The above results are shown in Tables 1 to 3.

[0033]

[Table 1]

[0034]

[Table 2]

[0035]

[Table 3]

As shown in Tables 1 to 3, the package sealed with the epoxy resin composition of the example has less internal voids and the reflow resistance than the package sealed with the comparative example. The properties were almost equal to or better than those of the comparative examples, and were low stress properties and excellent.

[0037]

According to the present invention, when a semiconductor device is sealed using the epoxy resin composition for sealing according to the present invention, reflow resistance and low stress are excellent, and voids are generated during molding. Less is. According to the epoxy resin composition of the second or third aspect, the reflow resistance is further improved.

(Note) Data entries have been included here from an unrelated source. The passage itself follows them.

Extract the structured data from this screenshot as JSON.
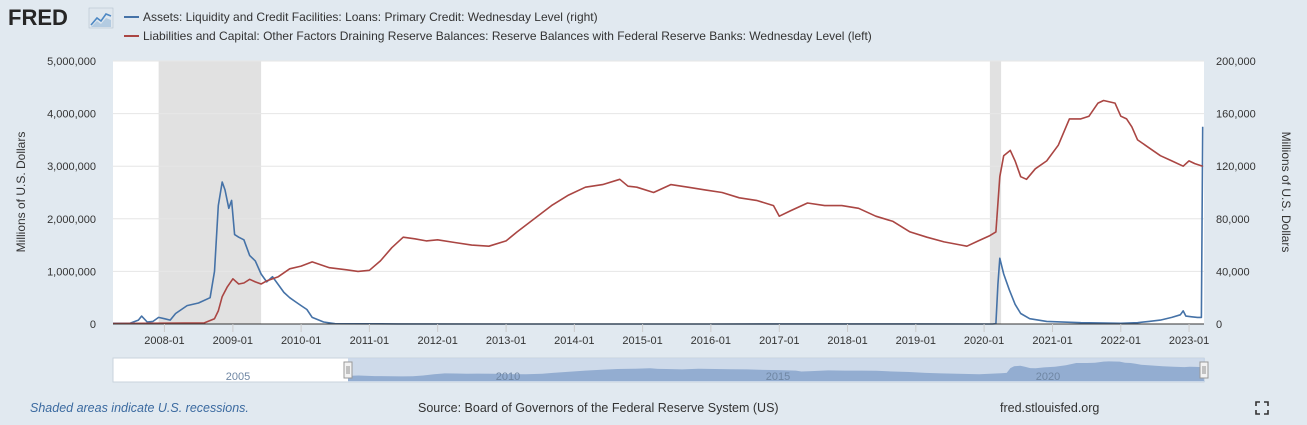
{
  "logo": {
    "text": "FRED",
    "icon": "line-chart-icon"
  },
  "legend": [
    {
      "label": "Assets: Liquidity and Credit Facilities: Loans: Primary Credit: Wednesday Level (right)",
      "color": "#4572a7"
    },
    {
      "label": "Liabilities and Capital: Other Factors Draining Reserve Balances: Reserve Balances with Federal Reserve Banks: Wednesday Level (left)",
      "color": "#aa4643"
    }
  ],
  "footer": {
    "note": "Shaded areas indicate U.S. recessions.",
    "source": "Source: Board of Governors of the Federal Reserve System (US)",
    "site": "fred.stlouisfed.org",
    "fullscreen_icon": "fullscreen-icon"
  },
  "navigator": {
    "labels": [
      "2005",
      "2010",
      "2015",
      "2020"
    ]
  },
  "chart_data": {
    "type": "line",
    "xlabel": "",
    "ylabel_left": "Millions of U.S. Dollars",
    "ylabel_right": "Millions of U.S. Dollars",
    "x_range": [
      "2007-04-01",
      "2023-03-22"
    ],
    "ylim_left": [
      0,
      5000000
    ],
    "ylim_right": [
      0,
      200000
    ],
    "yticks_left": [
      "0",
      "1,000,000",
      "2,000,000",
      "3,000,000",
      "4,000,000",
      "5,000,000"
    ],
    "yticks_right": [
      "0",
      "40,000",
      "80,000",
      "120,000",
      "160,000",
      "200,000"
    ],
    "xticks": [
      {
        "label": "2008-01",
        "date": "2008-01-01"
      },
      {
        "label": "2009-01",
        "date": "2009-01-01"
      },
      {
        "label": "2010-01",
        "date": "2010-01-01"
      },
      {
        "label": "2011-01",
        "date": "2011-01-01"
      },
      {
        "label": "2012-01",
        "date": "2012-01-01"
      },
      {
        "label": "2013-01",
        "date": "2013-01-01"
      },
      {
        "label": "2014-01",
        "date": "2014-01-01"
      },
      {
        "label": "2015-01",
        "date": "2015-01-01"
      },
      {
        "label": "2016-01",
        "date": "2016-01-01"
      },
      {
        "label": "2017-01",
        "date": "2017-01-01"
      },
      {
        "label": "2018-01",
        "date": "2018-01-01"
      },
      {
        "label": "2019-01",
        "date": "2019-01-01"
      },
      {
        "label": "2020-01",
        "date": "2020-01-01"
      },
      {
        "label": "2021-01",
        "date": "2021-01-01"
      },
      {
        "label": "2022-01",
        "date": "2022-01-01"
      },
      {
        "label": "2023-01",
        "date": "2023-01-01"
      }
    ],
    "recessions": [
      {
        "start": "2007-12-01",
        "end": "2009-06-01"
      },
      {
        "start": "2020-02-01",
        "end": "2020-04-01"
      }
    ],
    "grid": true,
    "legend_position": "top",
    "series": [
      {
        "name": "Assets: Liquidity and Credit Facilities: Loans: Primary Credit: Wednesday Level (right)",
        "axis": "right",
        "color": "#4572a7",
        "points": [
          [
            "2007-04-01",
            500
          ],
          [
            "2007-07-01",
            500
          ],
          [
            "2007-08-15",
            3000
          ],
          [
            "2007-09-01",
            6000
          ],
          [
            "2007-10-01",
            1500
          ],
          [
            "2007-11-01",
            2000
          ],
          [
            "2007-12-01",
            5000
          ],
          [
            "2008-01-01",
            4000
          ],
          [
            "2008-02-01",
            3000
          ],
          [
            "2008-03-01",
            8000
          ],
          [
            "2008-05-01",
            14000
          ],
          [
            "2008-07-01",
            16000
          ],
          [
            "2008-09-01",
            20000
          ],
          [
            "2008-09-25",
            40000
          ],
          [
            "2008-10-15",
            90000
          ],
          [
            "2008-11-05",
            108000
          ],
          [
            "2008-11-20",
            102000
          ],
          [
            "2008-12-10",
            88000
          ],
          [
            "2008-12-25",
            94000
          ],
          [
            "2009-01-10",
            68000
          ],
          [
            "2009-02-01",
            66000
          ],
          [
            "2009-03-01",
            64000
          ],
          [
            "2009-04-01",
            52000
          ],
          [
            "2009-05-01",
            48000
          ],
          [
            "2009-06-01",
            38000
          ],
          [
            "2009-07-01",
            32000
          ],
          [
            "2009-08-01",
            36000
          ],
          [
            "2009-09-01",
            30000
          ],
          [
            "2009-10-01",
            24000
          ],
          [
            "2009-11-01",
            20000
          ],
          [
            "2009-12-01",
            17000
          ],
          [
            "2010-01-01",
            14000
          ],
          [
            "2010-02-01",
            11000
          ],
          [
            "2010-03-01",
            5000
          ],
          [
            "2010-05-01",
            1500
          ],
          [
            "2010-07-01",
            200
          ],
          [
            "2011-06-01",
            50
          ],
          [
            "2013-01-01",
            20
          ],
          [
            "2016-01-01",
            30
          ],
          [
            "2019-01-01",
            40
          ],
          [
            "2020-02-15",
            30
          ],
          [
            "2020-03-04",
            200
          ],
          [
            "2020-03-15",
            30000
          ],
          [
            "2020-03-25",
            50000
          ],
          [
            "2020-04-15",
            38000
          ],
          [
            "2020-05-15",
            26000
          ],
          [
            "2020-06-15",
            15000
          ],
          [
            "2020-07-15",
            8000
          ],
          [
            "2020-09-01",
            4000
          ],
          [
            "2020-12-01",
            2000
          ],
          [
            "2021-06-01",
            1000
          ],
          [
            "2022-01-01",
            500
          ],
          [
            "2022-04-01",
            1000
          ],
          [
            "2022-06-01",
            2000
          ],
          [
            "2022-08-01",
            3000
          ],
          [
            "2022-10-01",
            5000
          ],
          [
            "2022-11-15",
            7000
          ],
          [
            "2022-12-01",
            10000
          ],
          [
            "2022-12-15",
            6000
          ],
          [
            "2023-01-15",
            5500
          ],
          [
            "2023-02-15",
            5000
          ],
          [
            "2023-03-08",
            5000
          ],
          [
            "2023-03-15",
            150000
          ]
        ]
      },
      {
        "name": "Liabilities and Capital: Other Factors Draining Reserve Balances: Reserve Balances with Federal Reserve Banks: Wednesday Level (left)",
        "axis": "left",
        "color": "#aa4643",
        "points": [
          [
            "2007-04-01",
            10000
          ],
          [
            "2008-01-01",
            15000
          ],
          [
            "2008-08-01",
            20000
          ],
          [
            "2008-09-25",
            100000
          ],
          [
            "2008-10-15",
            250000
          ],
          [
            "2008-11-05",
            520000
          ],
          [
            "2008-12-01",
            700000
          ],
          [
            "2009-01-01",
            860000
          ],
          [
            "2009-02-01",
            760000
          ],
          [
            "2009-03-01",
            780000
          ],
          [
            "2009-04-01",
            850000
          ],
          [
            "2009-05-01",
            800000
          ],
          [
            "2009-06-01",
            760000
          ],
          [
            "2009-07-01",
            820000
          ],
          [
            "2009-09-01",
            900000
          ],
          [
            "2009-11-01",
            1050000
          ],
          [
            "2010-01-01",
            1100000
          ],
          [
            "2010-03-01",
            1180000
          ],
          [
            "2010-06-01",
            1070000
          ],
          [
            "2010-09-01",
            1030000
          ],
          [
            "2010-11-01",
            1000000
          ],
          [
            "2011-01-01",
            1020000
          ],
          [
            "2011-03-01",
            1200000
          ],
          [
            "2011-05-01",
            1450000
          ],
          [
            "2011-07-01",
            1650000
          ],
          [
            "2011-09-01",
            1620000
          ],
          [
            "2011-11-01",
            1580000
          ],
          [
            "2012-01-01",
            1600000
          ],
          [
            "2012-04-01",
            1550000
          ],
          [
            "2012-07-01",
            1500000
          ],
          [
            "2012-10-01",
            1480000
          ],
          [
            "2013-01-01",
            1580000
          ],
          [
            "2013-03-01",
            1750000
          ],
          [
            "2013-06-01",
            2000000
          ],
          [
            "2013-09-01",
            2250000
          ],
          [
            "2013-12-01",
            2450000
          ],
          [
            "2014-03-01",
            2600000
          ],
          [
            "2014-06-01",
            2650000
          ],
          [
            "2014-09-01",
            2750000
          ],
          [
            "2014-10-15",
            2620000
          ],
          [
            "2014-12-01",
            2600000
          ],
          [
            "2015-03-01",
            2500000
          ],
          [
            "2015-06-01",
            2650000
          ],
          [
            "2015-09-01",
            2600000
          ],
          [
            "2015-12-01",
            2550000
          ],
          [
            "2016-03-01",
            2500000
          ],
          [
            "2016-06-01",
            2400000
          ],
          [
            "2016-09-01",
            2350000
          ],
          [
            "2016-12-01",
            2250000
          ],
          [
            "2017-01-01",
            2050000
          ],
          [
            "2017-03-01",
            2150000
          ],
          [
            "2017-06-01",
            2300000
          ],
          [
            "2017-09-01",
            2250000
          ],
          [
            "2017-12-01",
            2250000
          ],
          [
            "2018-03-01",
            2200000
          ],
          [
            "2018-06-01",
            2050000
          ],
          [
            "2018-09-01",
            1950000
          ],
          [
            "2018-12-01",
            1750000
          ],
          [
            "2019-03-01",
            1650000
          ],
          [
            "2019-06-01",
            1560000
          ],
          [
            "2019-09-01",
            1500000
          ],
          [
            "2019-10-01",
            1480000
          ],
          [
            "2019-12-01",
            1580000
          ],
          [
            "2020-02-01",
            1680000
          ],
          [
            "2020-03-04",
            1750000
          ],
          [
            "2020-03-25",
            2800000
          ],
          [
            "2020-04-15",
            3200000
          ],
          [
            "2020-05-20",
            3300000
          ],
          [
            "2020-06-15",
            3100000
          ],
          [
            "2020-07-15",
            2800000
          ],
          [
            "2020-08-15",
            2750000
          ],
          [
            "2020-10-01",
            2950000
          ],
          [
            "2020-12-01",
            3100000
          ],
          [
            "2021-02-01",
            3400000
          ],
          [
            "2021-04-01",
            3900000
          ],
          [
            "2021-06-01",
            3900000
          ],
          [
            "2021-07-15",
            3950000
          ],
          [
            "2021-09-01",
            4200000
          ],
          [
            "2021-10-01",
            4250000
          ],
          [
            "2021-12-01",
            4200000
          ],
          [
            "2022-01-01",
            3950000
          ],
          [
            "2022-02-01",
            3900000
          ],
          [
            "2022-03-01",
            3750000
          ],
          [
            "2022-04-01",
            3500000
          ],
          [
            "2022-06-01",
            3350000
          ],
          [
            "2022-08-01",
            3200000
          ],
          [
            "2022-10-01",
            3100000
          ],
          [
            "2022-12-01",
            3000000
          ],
          [
            "2023-01-01",
            3100000
          ],
          [
            "2023-02-01",
            3050000
          ],
          [
            "2023-03-15",
            3000000
          ]
        ]
      }
    ]
  }
}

According to the epoxy resin composition of the fourth aspect of the present invention, in addition to the above effects, low stress properties are sufficient, voids are hardly generated, cracks are hardly generated during reflow, and mold release defects are generated. It becomes difficult to do. Since the semiconductor device according to the fifth aspect of the present invention performs semiconductor encapsulation by using the epoxy resin composition according to the present invention, the semiconductor device has few internal voids, and has excellent reflow resistance and low stress. Can be.

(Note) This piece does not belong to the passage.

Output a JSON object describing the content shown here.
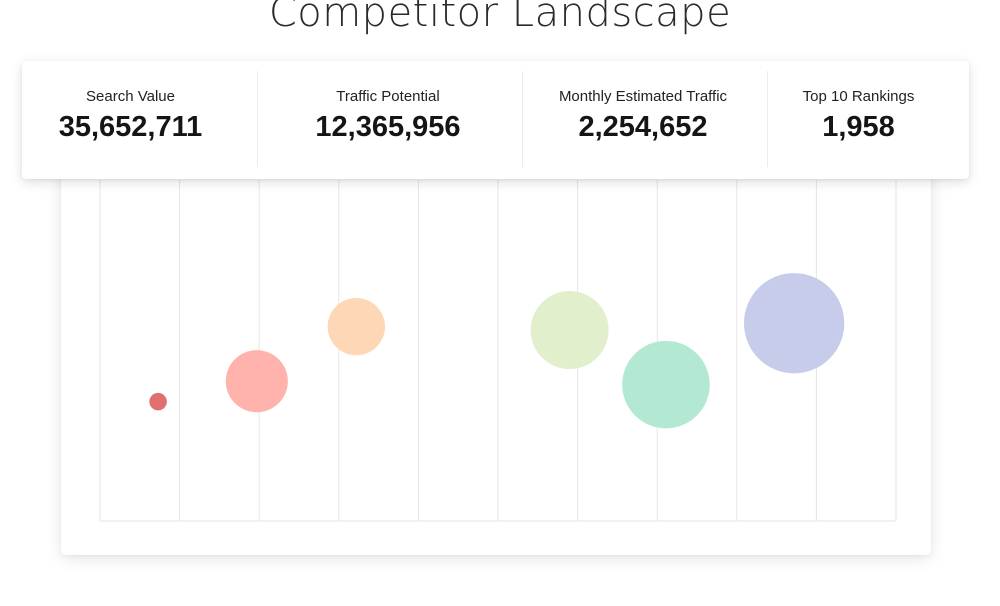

──────────────────────────────────────────────────続 き Continued on the front page (51) Int.Cl. ⁷ Identification symbol FI Theme coat ゛ (Reference) H01L 23/29 H01L 23/30 R 23/31 F term (Reference) 4J002 CC033 CC043 CC053 CC063 CD031 CD041 CD051 CD061 CD071 CD121 CP032 DE147 DF017 DJ007 DJ017 EU116 EU136 EW146 FB092 FB262 FD012 FD017 FD143 FD156 FD170 GQ05 4J036 AD07 AE07 DB21 DC05 DC06 DC12 DC41 DC46 DD07 FB08 JA07 4M109 AA01 BA01 EA03 EB17 EB19 EC03

Claims (5)

[Claims] 1. An epoxy resin composition comprising an epoxy resin, a curing agent, a curing accelerator, and an inorganic filler, and further comprising a silicone rubber powder, wherein the surface of the silicone rubber powder is coated with a silicone resin. An epoxy resin composition for sealing, characterized in that: 2. The epoxy resin composition for sealing according to claim 1, wherein at least a part of the epoxy resin is a biphenyl type epoxy resin. 3. The epoxy resin composition for sealing according to claim 1, wherein at least a part of the epoxy resin is a dicyclopentadiene type epoxy resin. 4. The method according to claim 1, wherein the proportion of the silicone rubber powder whose surface is coated with the silicone resin is in the range of 0.3 to 5.0% by weight based on the solid content of the epoxy resin composition. The epoxy resin composition for sealing according to any one of the above. 5. A semiconductor device in which a semiconductor element is sealed with an epoxy resin composition, wherein the epoxy resin composition according to claim 1 is used as the epoxy resin composition. A semiconductor device.